PATIENT BILL OF RIGHTS

     SECTION 16.1.  Rights of all individuals in assisted treatment.

     All patients placed in assisted treatment under this act shall have the following rights:

          (a)  The right to appointed counsel at the initial assisted treatment hearing, reviews of status, later renewal hearings of orders for assisted treatment, and appeals of these proceedings.

          (b)  The right for the patient and his or her legal guardian or conservator, if known, to receive a written list of all rights enumerated in this act.

          (c)  The right to appropriate treatment, which shall be administered skillfully, safely, and humanely.  Each patient placed in assisted treatment under this act shall receive treatment suited to his or her needs, which shall include such medical, vocational, social, educational, and rehabilitative services as the patient’s condition requires.

          (d)  The right at all times to be treated with consideration and respect for his or her privacy and dignity.

     SECTION 16.2.  Additional rights of individuals in assisted inpatient treatment.

     In addition to those guaranteed in Section 16.1, patients placed in assisted inpatient treatment shall have the following rights:

          (a)  The right to have preserved and safeguarded his or her personal property.

          (b)  The right to communicate freely with and be visited at reasonable times by his or her legal counsel or advocate and, unless prior court restriction has been obtained, to communicate freely with and be visited at reasonable times by his or her personal physician or psychologist.

          (c)  The right to communicate freely with others, unless specifically restricted in the patient's treatment plan because that communication is likely to be harmful to the patient or others.

          (d)  The right to receive visitors at reasonable times, unless specifically restricted in the patient's treatment plan because the contact is likely to be harmful to the patient or others.

          (e)  The right to have reasonable access to telephones, and to make and receive confidential calls, unless specifically restricted in the patient's treatment plan because that communication is likely to be harmful to the patient or others. This shall include a reasonable number of free calls if the patient is unable to pay for them and assistance in calling if requested and needed.
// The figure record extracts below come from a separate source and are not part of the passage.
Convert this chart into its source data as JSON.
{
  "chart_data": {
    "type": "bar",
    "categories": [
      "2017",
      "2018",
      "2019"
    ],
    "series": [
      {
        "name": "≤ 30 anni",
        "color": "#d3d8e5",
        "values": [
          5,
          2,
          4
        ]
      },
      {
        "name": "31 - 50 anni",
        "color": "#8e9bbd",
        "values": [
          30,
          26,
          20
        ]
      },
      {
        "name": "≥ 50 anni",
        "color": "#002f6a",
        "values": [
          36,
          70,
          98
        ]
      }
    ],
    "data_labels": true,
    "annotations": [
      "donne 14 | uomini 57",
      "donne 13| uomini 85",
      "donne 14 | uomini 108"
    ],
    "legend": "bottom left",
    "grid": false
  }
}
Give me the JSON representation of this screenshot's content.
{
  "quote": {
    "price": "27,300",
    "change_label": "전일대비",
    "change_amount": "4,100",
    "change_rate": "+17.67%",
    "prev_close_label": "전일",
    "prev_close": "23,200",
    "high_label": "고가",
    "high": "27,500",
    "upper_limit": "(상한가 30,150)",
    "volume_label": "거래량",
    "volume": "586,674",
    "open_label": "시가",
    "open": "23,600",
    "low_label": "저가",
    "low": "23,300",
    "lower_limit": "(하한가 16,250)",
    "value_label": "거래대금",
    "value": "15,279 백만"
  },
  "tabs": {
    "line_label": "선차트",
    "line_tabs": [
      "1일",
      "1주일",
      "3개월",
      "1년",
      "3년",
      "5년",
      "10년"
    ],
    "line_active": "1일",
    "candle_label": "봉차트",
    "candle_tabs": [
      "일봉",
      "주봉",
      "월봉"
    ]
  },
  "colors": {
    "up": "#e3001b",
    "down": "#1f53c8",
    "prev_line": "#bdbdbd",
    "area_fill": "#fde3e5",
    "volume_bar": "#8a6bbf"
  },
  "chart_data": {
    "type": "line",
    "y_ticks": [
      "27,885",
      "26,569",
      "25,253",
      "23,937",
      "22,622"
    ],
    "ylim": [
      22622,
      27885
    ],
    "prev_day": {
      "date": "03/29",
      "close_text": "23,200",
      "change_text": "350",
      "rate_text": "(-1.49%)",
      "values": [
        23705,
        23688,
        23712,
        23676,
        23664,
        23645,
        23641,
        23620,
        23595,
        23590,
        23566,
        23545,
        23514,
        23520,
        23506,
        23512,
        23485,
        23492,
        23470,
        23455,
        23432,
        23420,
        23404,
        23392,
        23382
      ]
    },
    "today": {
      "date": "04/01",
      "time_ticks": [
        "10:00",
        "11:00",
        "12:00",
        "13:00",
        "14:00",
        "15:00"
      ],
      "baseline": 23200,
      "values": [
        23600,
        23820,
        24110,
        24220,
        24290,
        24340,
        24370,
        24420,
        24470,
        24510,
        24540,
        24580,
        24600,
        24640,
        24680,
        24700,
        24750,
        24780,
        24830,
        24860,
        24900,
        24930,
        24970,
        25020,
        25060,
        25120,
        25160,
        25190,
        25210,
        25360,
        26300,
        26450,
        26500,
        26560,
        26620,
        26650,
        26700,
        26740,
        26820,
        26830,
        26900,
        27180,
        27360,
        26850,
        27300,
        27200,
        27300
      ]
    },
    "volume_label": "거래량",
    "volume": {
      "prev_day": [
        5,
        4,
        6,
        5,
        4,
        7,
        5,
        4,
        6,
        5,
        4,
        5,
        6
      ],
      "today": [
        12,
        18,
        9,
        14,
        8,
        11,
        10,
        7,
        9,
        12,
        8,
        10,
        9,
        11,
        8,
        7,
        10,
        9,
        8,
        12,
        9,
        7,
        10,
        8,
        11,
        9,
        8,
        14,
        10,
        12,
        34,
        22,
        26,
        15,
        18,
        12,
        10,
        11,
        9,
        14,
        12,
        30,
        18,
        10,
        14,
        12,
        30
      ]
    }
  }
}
          (f)  The right to have ready access to letter writing materials, unless specifically restricted in the patient's treatment plan because that communication is likely to be harmful to the patient or others.  This shall include, if the patient is unable to pay for them, a reasonable number of stamps without cost, the right to mail and receive unopened correspondence, and assistance in writing if requested and needed.

          (g)  The right to be provided with an adequate allotment of neat, clean, and seasonable clothing.

          (h)  The right to maintain personal appearance according to the patient’s personal taste, including head and body hair, unless inconsistent with health and safety.

          (i)  The right to keep and spend a reasonable sum of his or her own money for expenses and small purchases.

          (j)  The right to vote if otherwise eligible to do so. Voter registration forms, applications for absentee ballots, and absentee ballots shall be made available to patients.

     SECTION 17.  If there is any conflict between the provisions of this act and any other provisions of law, the provisions of this act shall control to the extent of the conflict.

     SECTION 18.  This act shall take effect and be in force from and after July 1, 2005.